Appena conosceremo il test che meglio è in grado di rilevare e dosare questi specifici anticorpi e non appena le aziende di plasmaderivazione saranno in grado di produrre le immunoglobuline specifiche, coinvolgeremo la generosità dei donatori per la plasmaferesi».
I risultati fin’ora
Secondo il portale della Fondazione Veronesi
I risultati registrati tra i primi dei 49 pazienti coinvolti nello studio sono incoraggianti. Il plasma dei pazienti convalescenti – definito iperimmune – starebbe funzionando come auspicato. «Il plasma delle persone guarite dall’infezione contiene gli anticorpi specifici contro il virus Sars-CoV-2 – dichiara Giancarlo Maria Liumbruno, direttore del Centro Nazionale Sangue -. Questi, una volta infusi nei pazienti sintomatici, determinano una rapida risposta terapeutica». A pensarci bene, dunque, un gesto di grande solidarietà compiuto da chi ha vinto la battaglia può salvare la vita a chi è invece nel bel mezzo del conflitto. Secondo Giuseppe De Donno, primario del reparto di pneumologia dell’ospedale Carlo Poma di Mantova, «il plasma, in questo momento, è l’unico farmaco specifico contro Covid-19». Nella pratica, nell’attesa di un vaccino che non potrà arrivare prima di un anno, si fa di necessità virtù. «Inoculando gli anticorpi dei guariti nelle persone malate è come se somministrassimo l’analogo di un vaccino», aggiunge lo specialista
Ma anche in caso gli studi portino a buoni risultati, la Fondazione ci ricorda un ulteriore collo di bottiglia che potrebbe ridurre il Plasma disponibile
Nel caso in cui i primi risultati dovessero essere confermati, la richiesta di donatori di plasma iperimmune è destinata a crescere nelle prossime settimane. «Il gesto – precisa Liumbruno – dovrà comunque rimanere volontario e non remunerato». Al momento, negli ospedali lombardi, si stanno selezionando gli uomini maggiorenni con alle spalle una diagnosi di Covid-19 (con tampone), guariti (con doppio tampone negativo), asintomatici (da almeno due settimane) e idonei alla donazione di sangue.

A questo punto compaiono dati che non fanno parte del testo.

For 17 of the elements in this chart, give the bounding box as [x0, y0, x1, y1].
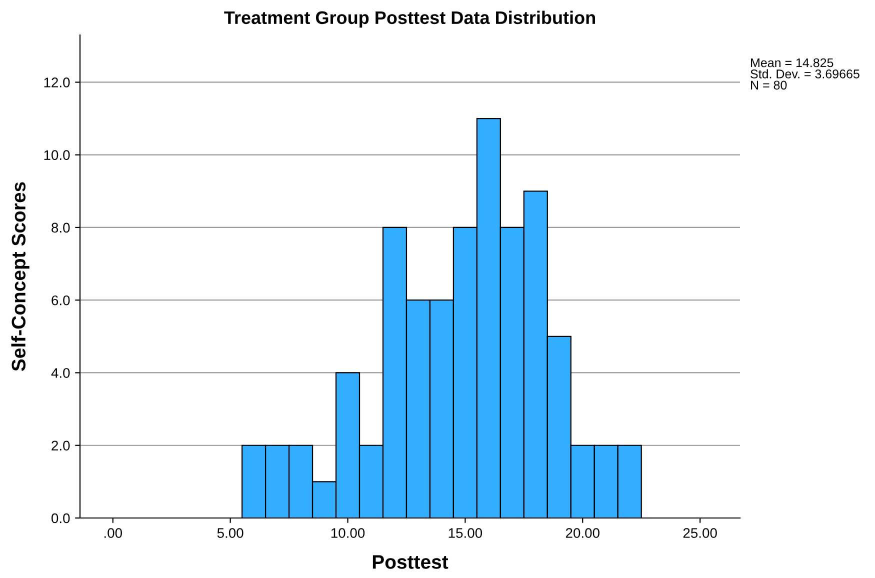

Una volta individuati e registratane la disponibilità, il personale sanitario li sottopone a un nuovo tampone e al test sierologico: passaggi necessari per avere la conferma che l’infezione è ormai alle spalle. Più serrato del solito è anche il meccanismo dei controlli a valle della donazione, che in questo caso prevede la ricerca degli anticorpi diretti contro i virus dell’epatite A ed E e del Parvovirus B-19. Oltre, naturalmente, al dosaggio degli anticorpi neutralizzanti per Sars-CoV-2. L’obbiettivo è quello di reclutare sempre più ex pazienti, per far fronte a un possibile aumento della richiesta (vincolato al consolidamento delle prime evidenze). Le immunoglobluline, con un’efficacia protettiva di 3-4 settimane, potrebbero rappresentare una soluzione provvisoria in attesa dell’esito delle sperimentazioni degli altri farmaci e di un vaccino. Al momento, in nessun centro trasfusionale italiano vi è la possibilità per tutti gli altri donatori (non ammalatisi di Covid-19) di essere sottoposti a uno screening finalizzato a candidarsi come donatori.
Per evitare ulteriori problemi, e ricordando la provvisorietà sia del farmaco che dell’efficacia protettiva, che se per un vaccino sarebbe totale, per le immunoglobuline si fermerebbe ad un mese circa.